Continuous wheat (Triticum aestivum L.) cropping in the Loess Plateau of China has led to soil degradation and yield reductions. In the present study, we conducted a long-term wheat rotation experiment in Zhenyuan County, Gansu Province, China, between 2005 and 2017, where three cropping systems were tested: (1) continuous winter wheat cropping (W), (2) wheat–wheat–wheat–soybean, i.e., 3 years of wheat and 1 year of soybean (Glycine max L.) rotation (W3–S), and (3) wheat–wheat–wheat–maize, i.e., 3 years of wheat and 1 year of maize (Zea mays L.) rotation (W3-M). Equal amounts of fertilizer were applied to all treatments. All treatments were conducted for four years and repeated three times, with a total of 12 years. Continuous wheat cropping increased the soil bulk density and decreased the soil porosity compared with 2005. However, W3–S and W3-M significantly reduced the soil bulk density and increased the soil nutrients and enzyme activities in 2017 compared with continuous wheat cropping. The average increases in the soil water storage under W3–S and W3-M were 12.7% and 5.9%, respectively. During the wheat growing season, the water use efficiencies under W3–S and W3-M were 22.9% and 12.9% higher, respectively, than that under continuous wheat cropping. The average wheat yields under W3–S and W3-M increased by 25.1% and 14.1%, respectively. Furthermore, according to principal component analysis and correlation analysis, the yield increases were due to the enhanced soil quality, enzyme activities, and water use efficiency. These results suggest that rotation can enhance the soil properties, soil enzyme activity, crop yield, and soil water use efficiency.

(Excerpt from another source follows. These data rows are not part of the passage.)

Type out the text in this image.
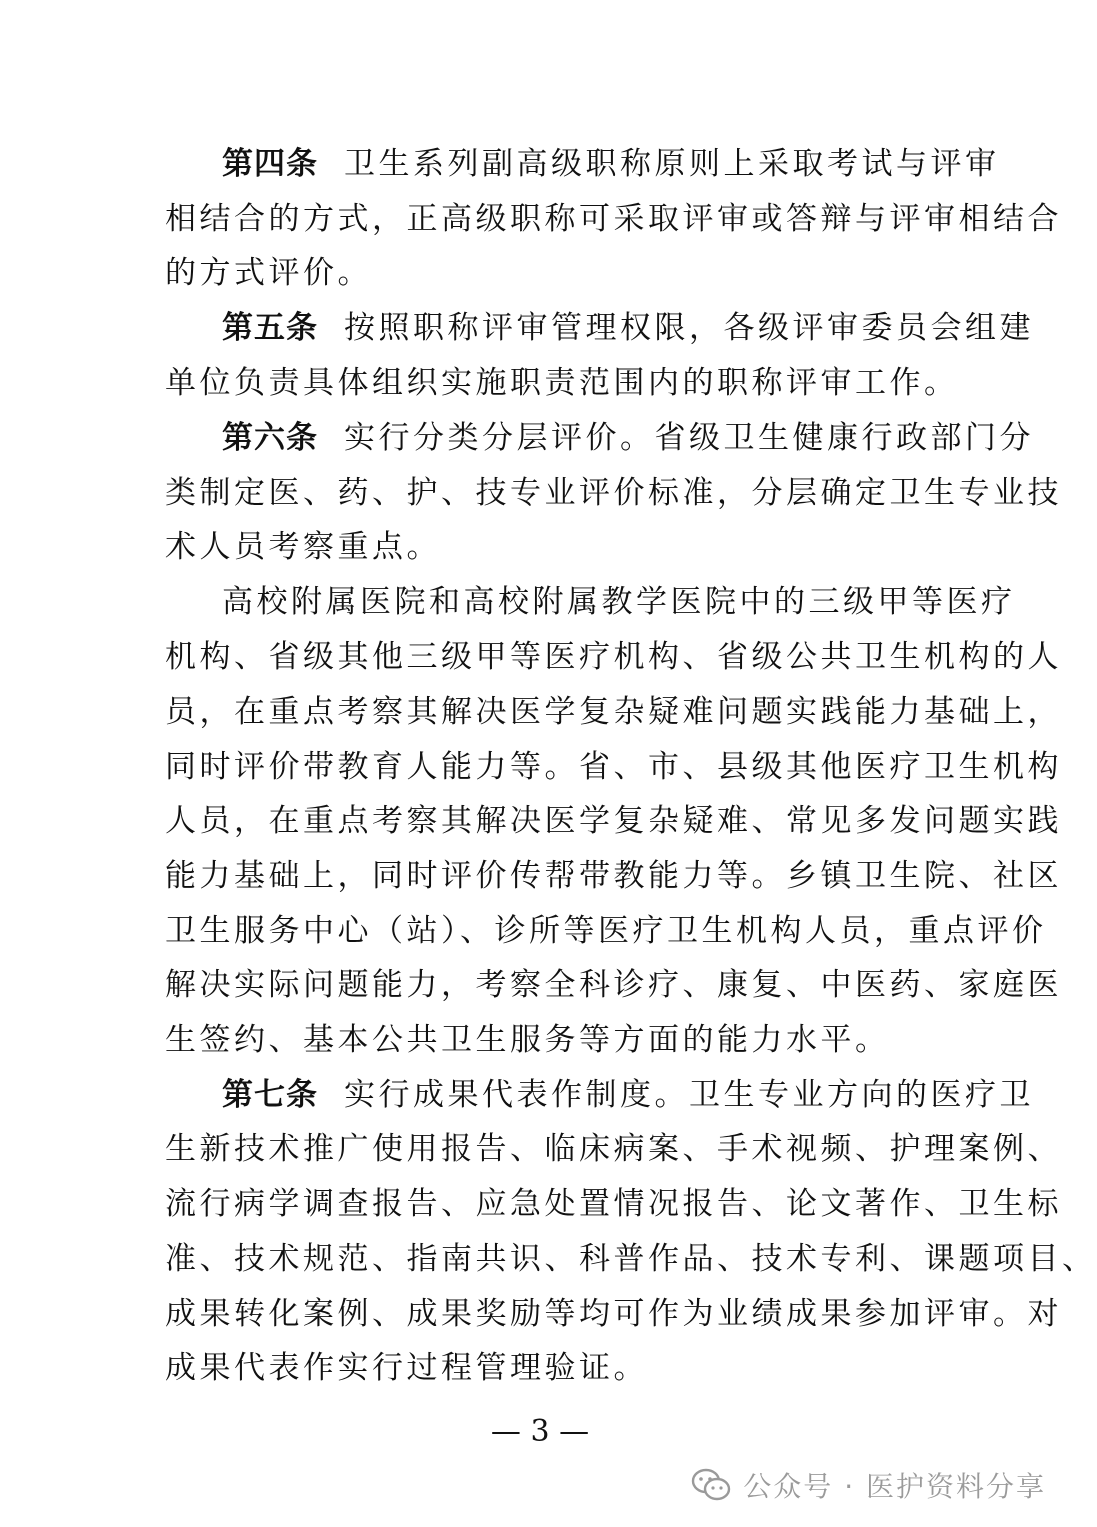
第四条 卫生系列副高级职称原则上采取考试与评审
相结合的方式，正高级职称可采取评审或答辩与评审相结合
的方式评价。
第五条 按照职称评审管理权限，各级评审委员会组建
单位负责具体组织实施职责范围内的职称评审工作。
第六条 实行分类分层评价。省级卫生健康行政部门分
类制定医、药、护、技专业评价标准，分层确定卫生专业技
术人员考察重点。
高校附属医院和高校附属教学医院中的三级甲等医疗
机构、省级其他三级甲等医疗机构、省级公共卫生机构的人
员，在重点考察其解决医学复杂疑难问题实践能力基础上，
同时评价带教育人能力等。省、市、县级其他医疗卫生机构
人员，在重点考察其解决医学复杂疑难、常见多发问题实践
能力基础上，同时评价传帮带教能力等。乡镇卫生院、社区
卫生服务中心（站）、诊所等医疗卫生机构人员，重点评价
解决实际问题能力，考察全科诊疗、康复、中医药、家庭医
生签约、基本公共卫生服务等方面的能力水平。
第七条 实行成果代表作制度。卫生专业方向的医疗卫
生新技术推广使用报告、临床病案、手术视频、护理案例、
流行病学调查报告、应急处置情况报告、论文著作、卫生标
准、技术规范、指南共识、科普作品、技术专利、课题项目、
成果转化案例、成果奖励等均可作为业绩成果参加评审。对
成果代表作实行过程管理验证。
— 3 —
公众号 · 医护资料分享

In addition, wheat–soybean rotation had more positive effects than wheat–maize rotation on the soil quality and crop productivity in the study area. However, wheat was not produced in the fourth year of rotation so the replacement crop would need to be economically viable to facilitate widespread adoption. Further investigation is also required to determine whether the lower biomass production associated with legumes was offset by the increased soil organic carbon during the wheat phase of the rotation. The best rotation method identified in this study may provide a cleaner agronomic production strategy.